Daniel is another puppy-in-training on campus. He is a 13-month-old male black Labrador with the B.C. & Alberta Guide Dogs organization. He loves giving hugs and wants to be a part of every party.  

The mother-daughter duo, Jessie (on the right) and Sehaj (on the left) with Daniel on a ferry in B.C.

The mother-daughter duo, Jessie Hundal (on the right) and Sehaj Hundal (on the left) with Daniel on a ferry in B.C.

Daniel is being co-raised by a mother-daughter duo, Jessie Hundal, who works as a senior programmer analyst at UBC Information Technology, and her daughter Sehaj, an applied animal biology student at the university. The pair have been a part of the organization raising dogs to become assistance or guide dogs since 2021. 

Being a puppy-raiser is no walk in the park, says Sehaj.  

“When you don’t feel like going out, especially when it’s raining, you still have to take them out for a walk,” says Sehaj. “You remind yourself that you’re doing this for the dog’s own good and for someone to eventually benefit from training the dog to walk in the rain.” 

Benefits of working animals on campus  

There are many benefits to having these working animals or pets on campus.  

The university recognizes the role that animals play in the lives of students, faculty, and staff, but also must ensure that humans and working animals can work and study safely together on campus.  

UBC’s Vancouver and Okanagan campuses have established guiding principles and protocols for animals on campus.

Additionally, UBC Okanagan celebrated its 10th year of its canine therapy programs called Building Academic Retention through K9s (B.A.R.K.).  

 Students sit with a trained therapy dog.

B.A.R.K. Dog Abby (Golden Retriever) during a B.A.R.K.2GO session. Photo by Freya L. L. Green Photography.

B.A.R.K. was established in 2012 by Okanagan School of Education professor John-Tyler Binfet to support the social and emotional wellbeing of university students who might be homesick or struggling with stress. Along with weekly sessions where students can sit with a trained therapy dog, B.A.R.K. has expanded to remote B.A.R.K.2GO visits each week across campus.

Dr. Camila Cavalli, a postdoctoral researcher in the faculty of land and food systems, says that the interaction of dogs and humans benefits both species. Cavalli is currently researching the welfare of animal-assisted intervention dogs, commonly known as “therapy dogs,” that visit people in caregiving settings and schools. 

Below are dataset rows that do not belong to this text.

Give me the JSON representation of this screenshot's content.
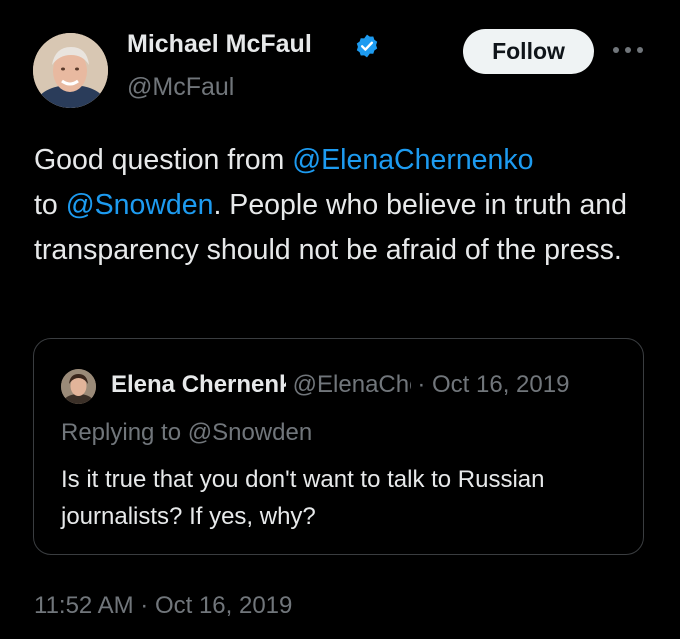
{
  "author": {
    "name": "Michael McFaul",
    "handle": "@McFaul",
    "verified": true,
    "avatar": "profile-photo"
  },
  "actions": {
    "follow_label": "Follow",
    "more_icon": "more-horizontal-icon"
  },
  "tweet": {
    "text_before_1": "Good question from ",
    "mention_1": "@ElenaChernenko",
    "text_before_2": "to ",
    "mention_2": "@Snowden",
    "text_after": ".  People who believe in truth and transparency should not be afraid of the press.",
    "timestamp": "11:52 AM · Oct 16, 2019"
  },
  "quoted_tweet": {
    "name": "Elena Chernenko",
    "handle": "@ElenaChernenko",
    "separator": "·",
    "date": "Oct 16, 2019",
    "replying_to": "Replying to @Snowden",
    "text": "Is it true that you don't want to talk to Russian journalists? If yes, why?"
  },
  "colors": {
    "background": "#000000",
    "text": "#e7e9ea",
    "muted": "#71767b",
    "accent": "#1d9bf0",
    "follow_bg": "#eff3f4"
  }
}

“It improves human interactions as dogs can help de-stress situations and lighten the mood,” Cavalli says. “It can also be fun for dogs to interact with humans.”  

She adds that although most dogs do enjoy companionship, it’s important to properly socialize the dogs. 

Many UBC community members also enjoy the presence of a dog.  

“I occasionally bring Daniel to class as a socialization activity, but I always make sure my professors are aware,” Sehaj adds, “Daniel has been a part of my animal psychology class, which helped to reinforce the things my classmates and I learned.” 

Beardsworth sometimes brings her puppy-in-training to the Indigenous student lunches at the Longhouse or when she meets with the Arts Indigenous student advisors.   

“Students love it when I bring a puppy-in-training to these meetings,” Beardsworth says. “They often approach me saying they miss their pets back home and appreciate some time to interact with the dog.” 

Beardsworth and the Hundals agree that the hardest part of being puppy-raisers is letting them go when the dogs graduate to advanced training.  

“Part of me wants to interfere with the training so I can keep the dog forever, but I know it’s not right and can’t do it,” Sehaj says. 

“At the end of the day, I want to see the puppies change someone’s life and contribute to someone else’s independence,” adds Beardsworth.